O el caballo que Gadafi le regaló a Aznar ha salido peor que el mustang del malo de los western de Ronald Reagan; o a ZP le enojó sobremanera que no le regalase otro cuando recibió también al líder libio con honores de Jefe de Estado. No sería comprensible, bajo ningún otro supuesto, que España mantenga su participación en la ofensiva contra Libia que ha dejado de responder, desde hace mucho, a los estrictos límites planteados por la resolución 1973 de Naciones Unidas.
Aquí ya no se trata, como rezaba su texto, de que la OTAN abra una zona de exclusión aérea para impedir que la aviación militar libia machaque a su propio pueblo. Dicho acuerdo se ha utilizado como una formidable pantalla a favor de los rebeldes. Así, esa amalgama en la que cabe la indignación real, la frustración de décadas, la nostalgia del colonialismo, el empleo con cargo a las agencias occidentales y la fascinación yihadista, ha logrado el apoyo del Séptimo de Caballería hasta cercar Trípoli.
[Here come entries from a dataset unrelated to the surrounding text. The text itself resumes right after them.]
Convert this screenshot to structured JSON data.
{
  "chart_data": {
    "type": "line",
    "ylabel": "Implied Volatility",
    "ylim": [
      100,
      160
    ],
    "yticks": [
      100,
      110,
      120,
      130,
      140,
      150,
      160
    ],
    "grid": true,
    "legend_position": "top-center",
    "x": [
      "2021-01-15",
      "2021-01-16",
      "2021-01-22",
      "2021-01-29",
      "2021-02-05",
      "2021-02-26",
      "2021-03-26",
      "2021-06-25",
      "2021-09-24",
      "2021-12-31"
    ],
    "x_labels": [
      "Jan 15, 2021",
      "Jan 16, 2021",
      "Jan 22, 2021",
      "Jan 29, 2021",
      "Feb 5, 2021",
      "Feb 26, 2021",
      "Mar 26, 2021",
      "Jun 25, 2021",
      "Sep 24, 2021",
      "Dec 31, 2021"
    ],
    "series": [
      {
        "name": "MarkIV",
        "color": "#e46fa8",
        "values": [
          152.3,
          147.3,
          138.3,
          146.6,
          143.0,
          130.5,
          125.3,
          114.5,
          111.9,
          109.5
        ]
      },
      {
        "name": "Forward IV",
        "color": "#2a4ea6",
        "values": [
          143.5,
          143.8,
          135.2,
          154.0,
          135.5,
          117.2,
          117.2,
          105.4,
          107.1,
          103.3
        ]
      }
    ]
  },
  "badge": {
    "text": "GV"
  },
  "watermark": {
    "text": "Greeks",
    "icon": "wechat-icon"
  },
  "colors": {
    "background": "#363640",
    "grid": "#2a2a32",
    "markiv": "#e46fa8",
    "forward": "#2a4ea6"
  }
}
Cierto es que, según parece, la participación occidental no ha tomado tierra sino que se ha limitado, en esta guerra, a tomar partido desde los cielos; como si nuestros cazas fueran superhéroes de Marvel dispuestos a acabar con el Duendecillo Verde, ese supervillano al que el antiguo primer mundo ha condenado y rehabilitado sucesivamente. En alguna cuadra remota, relinchan ahora los favores que prestara a Londres, a París, a Roma, a Washington o a Madrid, para ganar el favor de sus antiguos enemigos. Sin embargo, mientras la aviación aliada husmea su búnker o su jaima, no sólo arde Libia sino también el prestigio de la ONU. Aunque a nadie parezca importarle ni una cosa ni otra.